The hostility to Christianity which you mention is entirely understandable, since Christian beliefs (like all religions) have, all through history and all over the world, generally resulted in oppression, torture, and war.

As to hypocrisy: in your own Bible you find your Christ (who was Jewish) telling you that Jewish customs and laws are fundamental and that Christ's coming does not change these laws and customs "one jot or tittle" -- so to be Christian you MUST be Jewish; this in unequivocal. Yet how many Christians admit this? And how many Christians claim their beliefs are based on "love" -- where is the love in the Jephtha story? There are many, many other similar points of hypocritical doctrine.
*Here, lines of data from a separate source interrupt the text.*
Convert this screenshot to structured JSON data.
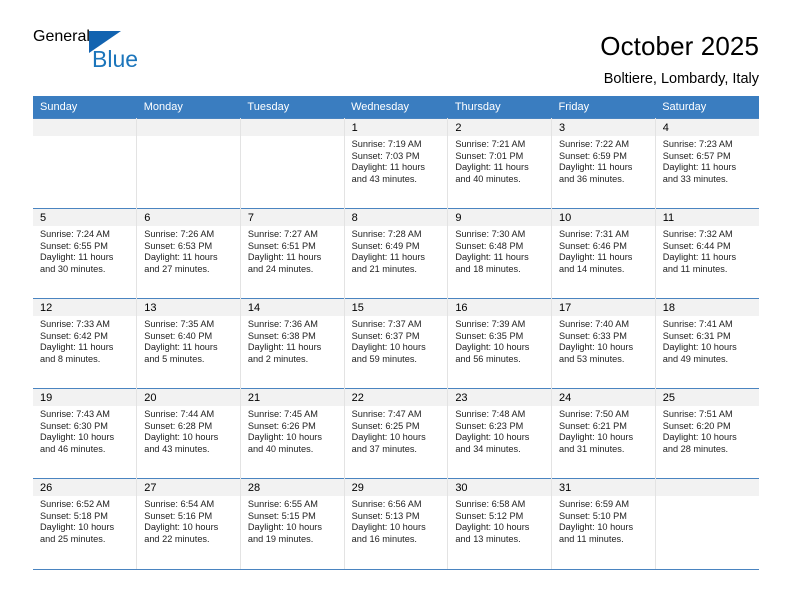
{
  "brand": {
    "name_top": "General",
    "name_bottom": "Blue",
    "triangle_color": "#1263b0",
    "blue_text_color": "#1b75bb"
  },
  "header": {
    "title": "October 2025",
    "subtitle": "Boltiere, Lombardy, Italy"
  },
  "theme": {
    "header_row_bg": "#3a7dc0",
    "grid_line": "#4a84c0",
    "daynum_band_bg": "#f2f2f2"
  },
  "weekday_headers": [
    "Sunday",
    "Monday",
    "Tuesday",
    "Wednesday",
    "Thursday",
    "Friday",
    "Saturday"
  ],
  "weeks": [
    [
      {
        "day": "",
        "sunrise": "",
        "sunset": "",
        "daylight_line1": "",
        "daylight_line2": "",
        "empty": true
      },
      {
        "day": "",
        "sunrise": "",
        "sunset": "",
        "daylight_line1": "",
        "daylight_line2": "",
        "empty": true
      },
      {
        "day": "",
        "sunrise": "",
        "sunset": "",
        "daylight_line1": "",
        "daylight_line2": "",
        "empty": true
      },
      {
        "day": "1",
        "sunrise": "Sunrise: 7:19 AM",
        "sunset": "Sunset: 7:03 PM",
        "daylight_line1": "Daylight: 11 hours",
        "daylight_line2": "and 43 minutes."
      },
      {
        "day": "2",
        "sunrise": "Sunrise: 7:21 AM",
        "sunset": "Sunset: 7:01 PM",
        "daylight_line1": "Daylight: 11 hours",
        "daylight_line2": "and 40 minutes."
      },
      {
        "day": "3",
        "sunrise": "Sunrise: 7:22 AM",
        "sunset": "Sunset: 6:59 PM",
        "daylight_line1": "Daylight: 11 hours",
        "daylight_line2": "and 36 minutes."
      },
      {
        "day": "4",
        "sunrise": "Sunrise: 7:23 AM",
        "sunset": "Sunset: 6:57 PM",
        "daylight_line1": "Daylight: 11 hours",
        "daylight_line2": "and 33 minutes."
      }
    ],
    [
      {
        "day": "5",
        "sunrise": "Sunrise: 7:24 AM",
        "sunset": "Sunset: 6:55 PM",
        "daylight_line1": "Daylight: 11 hours",
        "daylight_line2": "and 30 minutes."
      },
      {
        "day": "6",
        "sunrise": "Sunrise: 7:26 AM",
        "sunset": "Sunset: 6:53 PM",
        "daylight_line1": "Daylight: 11 hours",
        "daylight_line2": "and 27 minutes."
      },
      {
        "day": "7",
        "sunrise": "Sunrise: 7:27 AM",
        "sunset": "Sunset: 6:51 PM",
        "daylight_line1": "Daylight: 11 hours",
        "daylight_line2": "and 24 minutes."
      },
      {
        "day": "8",
        "sunrise": "Sunrise: 7:28 AM",
        "sunset": "Sunset: 6:49 PM",
        "daylight_line1": "Daylight: 11 hours",
        "daylight_line2": "and 21 minutes."
      },
      {
        "day": "9",
        "sunrise": "Sunrise: 7:30 AM",
        "sunset": "Sunset: 6:48 PM",
        "daylight_line1": "Daylight: 11 hours",
        "daylight_line2": "and 18 minutes."
      },
      {
        "day": "10",
        "sunrise": "Sunrise: 7:31 AM",
        "sunset": "Sunset: 6:46 PM",
        "daylight_line1": "Daylight: 11 hours",
        "daylight_line2": "and 14 minutes."
      },
      {
        "day": "11",
        "sunrise": "Sunrise: 7:32 AM",
        "sunset": "Sunset: 6:44 PM",
        "daylight_line1": "Daylight: 11 hours",
        "daylight_line2": "and 11 minutes."
      }
    ],
    [
      {
        "day": "12",
        "sunrise": "Sunrise: 7:33 AM",
        "sunset": "Sunset: 6:42 PM",
        "daylight_line1": "Daylight: 11 hours",
        "daylight_line2": "and 8 minutes."
      },
      {
        "day": "13",
        "sunrise": "Sunrise: 7:35 AM",
        "sunset": "Sunset: 6:40 PM",
        "daylight_line1": "Daylight: 11 hours",
        "daylight_line2": "and 5 minutes."
      },
      {
        "day": "14",
        "sunrise": "Sunrise: 7:36 AM",
        "sunset": "Sunset: 6:38 PM",
        "daylight_line1": "Daylight: 11 hours",
        "daylight_line2": "and 2 minutes."
      },
      {
        "day": "15",
        "sunrise": "Sunrise: 7:37 AM",
        "sunset": "Sunset: 6:37 PM",
        "daylight_line1": "Daylight: 10 hours",
        "daylight_line2": "and 59 minutes."
      },
      {
        "day": "16",
        "sunrise": "Sunrise: 7:39 AM",
        "sunset": "Sunset: 6:35 PM",
        "daylight_line1": "Daylight: 10 hours",
        "daylight_line2": "and 56 minutes."
      },
      {
        "day": "17",
        "sunrise": "Sunrise: 7:40 AM",
        "sunset": "Sunset: 6:33 PM",
        "daylight_line1": "Daylight: 10 hours",
        "daylight_line2": "and 53 minutes."
      },
      {
        "day": "18",
        "sunrise": "Sunrise: 7:41 AM",
        "sunset": "Sunset: 6:31 PM",
        "daylight_line1": "Daylight: 10 hours",
        "daylight_line2": "and 49 minutes."
      }
    ],
    [
      {
        "day": "19",
        "sunrise": "Sunrise: 7:43 AM",
        "sunset": "Sunset: 6:30 PM",
        "daylight_line1": "Daylight: 10 hours",
        "daylight_line2": "and 46 minutes."
      },
      {
        "day": "20",
        "sunrise": "Sunrise: 7:44 AM",
        "sunset": "Sunset: 6:28 PM",
        "daylight_line1": "Daylight: 10 hours",
        "daylight_line2": "and 43 minutes."
      },
      {
        "day": "21",
        "sunrise": "Sunrise: 7:45 AM",
        "sunset": "Sunset: 6:26 PM",
        "daylight_line1": "Daylight: 10 hours",
        "daylight_line2": "and 40 minutes."
      },
      {
        "day": "22",
        "sunrise": "Sunrise: 7:47 AM",
        "sunset": "Sunset: 6:25 PM",
        "daylight_line1": "Daylight: 10 hours",
        "daylight_line2": "and 37 minutes."
      },
      {
        "day": "23",
        "sunrise": "Sunrise: 7:48 AM",
        "sunset": "Sunset: 6:23 PM",
        "daylight_line1": "Daylight: 10 hours",
        "daylight_line2": "and 34 minutes."
      },
      {
        "day": "24",
        "sunrise": "Sunrise: 7:50 AM",
        "sunset": "Sunset: 6:21 PM",
        "daylight_line1": "Daylight: 10 hours",
        "daylight_line2": "and 31 minutes."
      },
      {
        "day": "25",
        "sunrise": "Sunrise: 7:51 AM",
        "sunset": "Sunset: 6:20 PM",
        "daylight_line1": "Daylight: 10 hours",
        "daylight_line2": "and 28 minutes."
      }
    ],
    [
      {
        "day": "26",
        "sunrise": "Sunrise: 6:52 AM",
        "sunset": "Sunset: 5:18 PM",
        "daylight_line1": "Daylight: 10 hours",
        "daylight_line2": "and 25 minutes."
      },
      {
        "day": "27",
        "sunrise": "Sunrise: 6:54 AM",
        "sunset": "Sunset: 5:16 PM",
        "daylight_line1": "Daylight: 10 hours",
        "daylight_line2": "and 22 minutes."
      },
      {
        "day": "28",
        "sunrise": "Sunrise: 6:55 AM",
        "sunset": "Sunset: 5:15 PM",
        "daylight_line1": "Daylight: 10 hours",
        "daylight_line2": "and 19 minutes."
      },
      {
        "day": "29",
        "sunrise": "Sunrise: 6:56 AM",
        "sunset": "Sunset: 5:13 PM",
        "daylight_line1": "Daylight: 10 hours",
        "daylight_line2": "and 16 minutes."
      },
      {
        "day": "30",
        "sunrise": "Sunrise: 6:58 AM",
        "sunset": "Sunset: 5:12 PM",
        "daylight_line1": "Daylight: 10 hours",
        "daylight_line2": "and 13 minutes."
      },
      {
        "day": "31",
        "sunrise": "Sunrise: 6:59 AM",
        "sunset": "Sunset: 5:10 PM",
        "daylight_line1": "Daylight: 10 hours",
        "daylight_line2": "and 11 minutes."
      },
      {
        "day": "",
        "sunrise": "",
        "sunset": "",
        "daylight_line1": "",
        "daylight_line2": "",
        "empty": true
      }
    ]
  ]
}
(Not to mention that Jesus never actually existed: The city of Nazareth where Jesus supposedly live most of his life was only founded in the second century, and the Romans, who like all Fascists were fanatical record-keepers, have no record at all of Jesus, which if he were actually officially executed as Christians claim, is extremely improbable. Again, there are many other lines of evidence showing quite clearly that the historical Jesus never existed.)

Anyway, apologies for the rant; but there should be some clarity on this point.

Internet Peasant said...

Well I bet you thought no one would be commenting on this post eight years later, but here I am. I'm almost done with "Red Mars", my first (and likely last) Robinson book, and the signs of a strong leftist ideology started popping up so severely that I figured I should look into the author's life. Sure enough, he's a Marxist educated environmental socialist who, like many modern science-adjacent thinkers, likes to pretend that "real" human ingenuity didn't start until after the 18th century. Your comments here helped convince me not to bother committing to two more massive reads based on utopian fantasy silliness, and for that I thank you. There are too many books to read, to waste time on these.

As for sennet's comment: good lord, man. Just your point about Jesus never existing is enough to get you laughed out of school by the vast majority of historians, including atheist ones, but the "all religions are EEEEEEEVIL" nonsense and your absolute reliance on a casual Sunday School understanding of the bible and Christian teaching are what firmly identify you as a disciple of that sad and backwards school of smarmy atheist hatred ala Dawkins and Hitchens. Like those fellows, you see what you want to see and argue accordingly. I hope in the five years since your post you have grown in understanding and knowledge, or at least learned not to hang your hat on these infantile, anti-Catholic arguments.